Guatemala reinforces protocols to support minor migrants in vulnerability situations

Home News Guatemala reinforces protocols to support minor migrants in vulnerability situations
Guatemala reinforces protocols to support minor migrants in vulnerability situations

The Government of Guatemala announced on Sunday, August 31, to reinforce the processes of family reunification of unaccompanied Guatemalan adolescents, returned from the United States after fulfilling due migratory process.

The strategy is based on the principle of the child’s best interest and seeks to ensure that migrants receive safe and orderly attention when re -entered the country. These actions are aimed at those who return by court or their own will from American detention centers.

The initiative arose after a proposal presented by the Guatemalan government to Kristi Noem, Secretary of National Security of the United States, during his visit to Guatemala last July. From then on, the Ministry of Foreign Affairs, the Attorney General’s Office, the Guatemalan Institute for Migration and the Ministry of Social Welfare coordinated efforts to strengthen the Logistics of Return and MEETING.

The Attorney General will identify the specific needs of each adolescent through psychosocial approach and legal accompaniment, in addition to facilitating their integration into social programs.

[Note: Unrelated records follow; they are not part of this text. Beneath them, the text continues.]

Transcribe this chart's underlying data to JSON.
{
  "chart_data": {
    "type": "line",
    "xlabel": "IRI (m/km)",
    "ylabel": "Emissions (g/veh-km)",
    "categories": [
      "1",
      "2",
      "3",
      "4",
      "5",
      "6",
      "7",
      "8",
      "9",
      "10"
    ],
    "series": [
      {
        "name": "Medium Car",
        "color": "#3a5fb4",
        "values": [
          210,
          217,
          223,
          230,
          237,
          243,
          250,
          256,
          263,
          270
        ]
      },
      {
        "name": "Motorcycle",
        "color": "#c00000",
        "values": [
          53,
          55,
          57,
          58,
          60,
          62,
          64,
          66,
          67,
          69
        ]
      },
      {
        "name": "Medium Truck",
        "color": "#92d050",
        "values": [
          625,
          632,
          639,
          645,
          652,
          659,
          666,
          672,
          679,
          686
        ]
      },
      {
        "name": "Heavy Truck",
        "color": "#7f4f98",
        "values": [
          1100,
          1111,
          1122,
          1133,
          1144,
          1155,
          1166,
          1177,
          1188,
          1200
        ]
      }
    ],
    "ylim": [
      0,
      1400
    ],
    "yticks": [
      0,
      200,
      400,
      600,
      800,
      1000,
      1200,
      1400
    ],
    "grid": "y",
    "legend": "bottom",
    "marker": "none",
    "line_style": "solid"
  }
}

According to the Executive, these actions are developed under the full respect of human rights and seek to ensure the integral well -being of one of the most vulnerable sectors of the population.

They stop deportations

A Federal Court of the United States suspended deportation of more than 600 Guatemalan minors not accompanied by adults, in a new blow to the draconian anti -immigration policy of President Donald Trump.

These hundreds of children living in the United States were going to be returned to the country by virtue of an agreement signed between the United States and Guatemala, according to a judicial document.

But a judge of the United States District Court for the Columbia district temporarily prevented deportation, after a lawsuit filed this morning by the National Immigration Law Center (NILC), a group of defense of immigrants.

In her 25 -page decision, the magistrate suspended “for 14 days the transfer, repatriation, relocation and transport” of these minors, represented by the NILC in a civil collective claim against the Secretary of National Security, Kristi Noem.

The Oenegé accused the Trump administration, which has been implementing its anti -immigration agenda for seven months, of “starting vulnerable and scared children of their beds and trying to put them in danger” when sending them back to Guatemala.

“It reconforts that the court has avoided this injustice before hundreds of children suffered irreparable damage,” said Efrén Olivares, vice president of the NILC, in a statement.